Yapılan hasar tespit çalışmalarında orta hasarlı bina sayısı 11 bin 114, az hasarlı bina sayısının 99 bin 300, hasarsız bina sayısının ise 180 bin 355 olduğu açıklandı. Detaylıca incelenen binaların 50 bin 576’snının ise ağır ya da yıkık olduğu ve hasarlıların acil yıkılması gerektiği ifade edildi.
Uzmanlar her enkaz kaldırma maliyetinin 250 bin TL olarak hesaplanıyor. 50 binin üstünde yıkım ve enkaz kaldırma faturasının ilk etapta 12,6 milyar TL olarak hesaplanıyor. Enkazı geri dönüşümü ise 5 milyar liralık bir değer yaratabileceğini belirten uzmanlar, geri kazanınım kamu kontrolünde gerçekleşmesi gerektiğini ifade ediyor.
Tüm yıkım firmalarının görevlendirilmeli
ekonomim.com'un haberine göre, Yıkım Müteahhitleri Derneği Eski Başkanı ve Yıkım Uzmanı Mehmet Ali Bulut, “Öncelikli olarak yıkılmış binaların ayıklanması, nakledilmesi sonucu alanlar temizlenecek. Daha sonrasında ağır hasarlı binaların yıkılması ve enkazının kaldırılması sağlanacak. Bu binaların yıkılması ve enkazının nakledilmesi için Türkiye’deki tüm yıkım firmalarının görevlendirilmesi gerekir” ifadelerini kullandı.

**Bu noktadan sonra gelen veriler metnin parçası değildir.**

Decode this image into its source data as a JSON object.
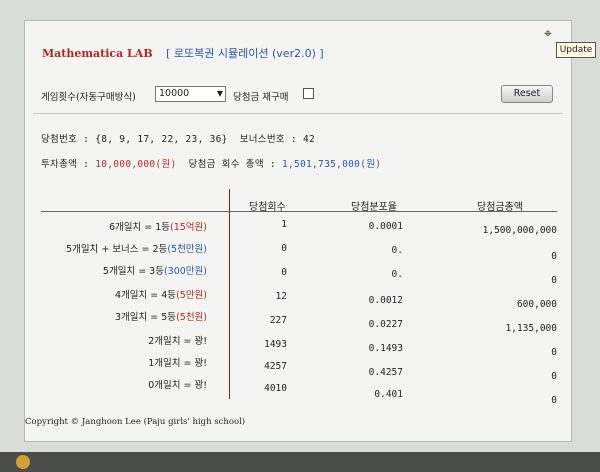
{
  "header": {
    "app_name": "Mathematica LAB",
    "sim_title": "[ 로또복권 시뮬레이션 (ver2.0) ]"
  },
  "controls": {
    "purchase_label": "게임횟수(자동구매방식)",
    "purchase_value": "10000",
    "repurchase_label": "당첨금 재구매",
    "repurchase_checked": false,
    "reset_label": "Reset"
  },
  "info": {
    "winning_label": "당첨번호 :",
    "winning_numbers": "{8, 9, 17, 22, 23, 36}",
    "bonus_label": "보너스번호 :",
    "bonus_number": "42",
    "investment_label": "투자총액 :",
    "investment_value": "10,000,000(원)",
    "prize_total_label": "당첨금 회수 총액 :",
    "prize_total_value": "1,501,735,000(원)"
  },
  "table": {
    "headers": [
      "당첨회수",
      "당첨분포율",
      "당첨금총액"
    ],
    "rows": [
      {
        "label": "6개일치 = 1등",
        "prize": "(15억원)",
        "count": "1",
        "rate": "0.0001",
        "amount": "1,500,000,000"
      },
      {
        "label": "5개일치 + 보너스 = 2등",
        "prize": "(5천만원)",
        "count": "0",
        "rate": "0.",
        "amount": "0"
      },
      {
        "label": "5개일치 = 3등",
        "prize": "(300만원)",
        "count": "0",
        "rate": "0.",
        "amount": "0"
      },
      {
        "label": "4개일치 = 4등",
        "prize": "(5만원)",
        "count": "12",
        "rate": "0.0012",
        "amount": "600,000"
      },
      {
        "label": "3개일치 = 5등",
        "prize": "(5천원)",
        "count": "227",
        "rate": "0.0227",
        "amount": "1,135,000"
      },
      {
        "label": "2개일치 = 꽝!",
        "prize": "",
        "count": "1493",
        "rate": "0.1493",
        "amount": "0"
      },
      {
        "label": "1개일치 = 꽝!",
        "prize": "",
        "count": "4257",
        "rate": "0.4257",
        "amount": "0"
      },
      {
        "label": "0개일치 = 꽝!",
        "prize": "",
        "count": "4010",
        "rate": "0.401",
        "amount": "0"
      }
    ]
  },
  "footer": {
    "copyright": "Copyright © Janghoon Lee (Paju girls' high school)"
  },
  "tooltip": {
    "update": "Update"
  },
  "icons": {
    "pointer": "mouse-pointer-icon",
    "taskbar": "taskbar-app-icon"
  }
}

Sektörde yıkım müteahhitliği belgesi olan veya olmayan 2 bine yakın firma bulunduğunu belirten Bulut, “Tüm firmalara görevlendirme yapılırsa her firma 25 binanın yıkım ve enkazının kaldırılması görevi üstlendirilebilir. Bir binanın yıkım ve enkaz kaldırma süresi yaklaşık 1 ay sürebilmekte olup toplamda bir yıla yakın sürede tüm enkaz temizlenerek bertaraf edilebilir” bilgisini verdi.
Bina başı 2 makine gerek
Türkiye yıkım sektöründeki firmaların oluşacak bu enkazı kaldıracak kapasiteye sahip olduğunun altını çizen Bulut, “İlk kentsel dönüşümün başlatıldığı ve 7 milyon konutun dönüşümünün gündeme geldiği 2012 yılından itibaren yıkım sektörü yüksek hızda bir ivmeyle gelişti. Günümüzde bunu gerek kurtarma çalışmaları gerekse de enkaz kaldırma çalışmalarında olumlu yönde etkilerini görmekteyiz” dedi. Deprem bölgelerinde her bina için 2 makine görevlendirilmesi ve yıkımın sıralı yapılması halinde 4 bin iş makinesine ihtiyaç duyulacağını kaydeden Bulut, “Ülkemizde bu sayıyı karşılayacak iş makinesi mevcut. Her bina için yönetici, operatör ve yıkım ustası olarak 8 personel yeterli olacak. Toplamda eş zamanlı yapılan yıkımlarda 16 bin personel görevlendirmek gerekecek” dedi.
Çıkan molozlar değerlendirilmeli
Deprem Güçlendirme Derneği (DEGÜDER) Başkanı Sinan Türkkan enkaz altında cansız bedenlerin bulunması ihtimali nedeniyle bu enkazların hızlı bir şekilde kaldırılmasının mümkün olmadığını ifade etti.. Türkkan, “Bu molozların toplanma alanlarında dönüşüm tesisleri oluşturulması lazım. Çıkan molozlar, yol yapımında ve dolgu malzemesi olarak değerlendirilebilir. Yeni inşaatlarda kullanılabilir. Çünkü kaynaklar sınırsız değil” diye konuştu.
Mehmet Ali Bulut, bu tür bölgelerde enkaz kaldırma ve yıkımlarda dikkat edilmesi gereken konular olduğunu belirterek “Özellikle depremden etkilenen halkımızın kurtarılabilir eşyalarını ayrıştırarak gerçek sahiplerine teslim etmek ve varsa kanserojen materyallerin yayılımını azaltacak tedbirler almak. Çünkü eski yapılarda bazı materyallerde asbest kullanılmıştır. Bölgede asbest uzmanlarının da görevlendirilmesinde yarar var.” dedi.